In more detail
As a reminder, article 206, 1 of the French Tax Code (FTC) provides that legal entities are liable to corporate income tax (CIT) either by virtue of their corporate form, or by virtue of the performance of profit-making activities or operations. In the case of a foreign company, and in application of the principles developed by the French Tax Supreme Court in its decision Société Artémis SA1, it is necessary first to identify the type of company under French law to which the foreign company can be assimilated.
In the present case, a Limited Liability Company (LLC) incorporated under US law and held by two individuals owned real estate assets in France. These assets were made available free of charge to the parents of one of the partners, who in turn allocated one of the assets as a corporate accommodation to one of their employees.
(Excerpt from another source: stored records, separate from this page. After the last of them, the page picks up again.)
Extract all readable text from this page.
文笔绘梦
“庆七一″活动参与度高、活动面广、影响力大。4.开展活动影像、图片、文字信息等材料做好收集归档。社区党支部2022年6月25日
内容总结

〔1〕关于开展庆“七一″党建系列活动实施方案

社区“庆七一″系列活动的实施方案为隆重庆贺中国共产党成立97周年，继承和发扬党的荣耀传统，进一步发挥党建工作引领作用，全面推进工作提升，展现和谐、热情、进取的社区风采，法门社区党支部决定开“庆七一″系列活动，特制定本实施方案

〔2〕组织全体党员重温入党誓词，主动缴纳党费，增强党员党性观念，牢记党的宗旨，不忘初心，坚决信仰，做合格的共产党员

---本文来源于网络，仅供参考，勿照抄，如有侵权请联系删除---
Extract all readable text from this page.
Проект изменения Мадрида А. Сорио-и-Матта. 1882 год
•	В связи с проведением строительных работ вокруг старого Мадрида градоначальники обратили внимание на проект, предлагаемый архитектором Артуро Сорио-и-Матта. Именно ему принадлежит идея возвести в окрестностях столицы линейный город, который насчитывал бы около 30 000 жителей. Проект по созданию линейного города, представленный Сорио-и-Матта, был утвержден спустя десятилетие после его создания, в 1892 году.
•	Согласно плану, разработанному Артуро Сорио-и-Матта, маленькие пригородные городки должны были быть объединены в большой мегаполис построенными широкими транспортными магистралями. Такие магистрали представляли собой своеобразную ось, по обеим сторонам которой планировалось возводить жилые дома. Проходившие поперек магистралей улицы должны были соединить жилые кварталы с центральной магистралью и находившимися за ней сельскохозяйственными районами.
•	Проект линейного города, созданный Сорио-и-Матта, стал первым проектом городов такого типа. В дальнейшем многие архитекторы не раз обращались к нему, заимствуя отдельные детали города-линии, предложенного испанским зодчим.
Following a tax audit, the French tax authorities (FTA) considered that the company was liable for CIT. On appeal, the Tax Court of Appeal of Marseille ruled that the LLC constituted a hybrid category of company halfway between French associations governed by the law of 1901 and French commercial companies, and deduced that it could not be assimilated to a type of company under French law subject to CIT. The judges therefore relied on the second alternative criterion relating to the profit-making nature of the operations in question, and ruled that the provision of the real estate assets free of charge constituted a profit-making activity falling within the scope of the provisions of article 206, 1 of the FTC.
On referral, the French Tax Supreme Court did not rule on the first criterion relating to the assimilation of a US LLC to a company under French law, since this was a question of fact and not of law.
With regard to the second criterion concerning the profit-making nature of the activity, the French Administrative Supreme Court overturned the position of the lower courts. The French Tax Supreme Court noted that, while the company's corporate purpose included the purchase, rental and resale of real estate, the mere fact that a company made real estate available to third parties free of charge did not in itself constitute a profit-making activity. The fact that these third parties made one of the two properties available to their employee is irrelevant in this respect.
Following the conclusions of its Public Advocate, the French Tax Supreme Court should not give priority to the corporate purpose set out in the company's articles of association (even if this constitutes an indication), but should take into consideration the company's actual activity in order to assess whether or not it is profit-making.
Although this decision is favorable, taxpayers should remain cautious about structuring real estate assets via LLCs (and globally via foreign companies), as both the FTA and judges could nonetheless consider that this structure should be subject to corporate income tax due to its corporate form
In this respect, it is interesting to note that the Tax Court of Appeal of Marseille justified its position by taking into account the differences between LLCs and French limited companies in terms of incorporation formalities, as well as the greater latitude in the management structuring. It also stated that "the mere fact that the liability of the partners is limited in proportion to their shareholding is not sufficient to assimilate them to French limited liability companies". It would have been particularly interesting that the French Tax Supreme Court rules on this particular point in the light of previous case law on the subject, notably the World Investment Corporation decision (French Tax Supreme Court, 2 April 2021, No. 427880).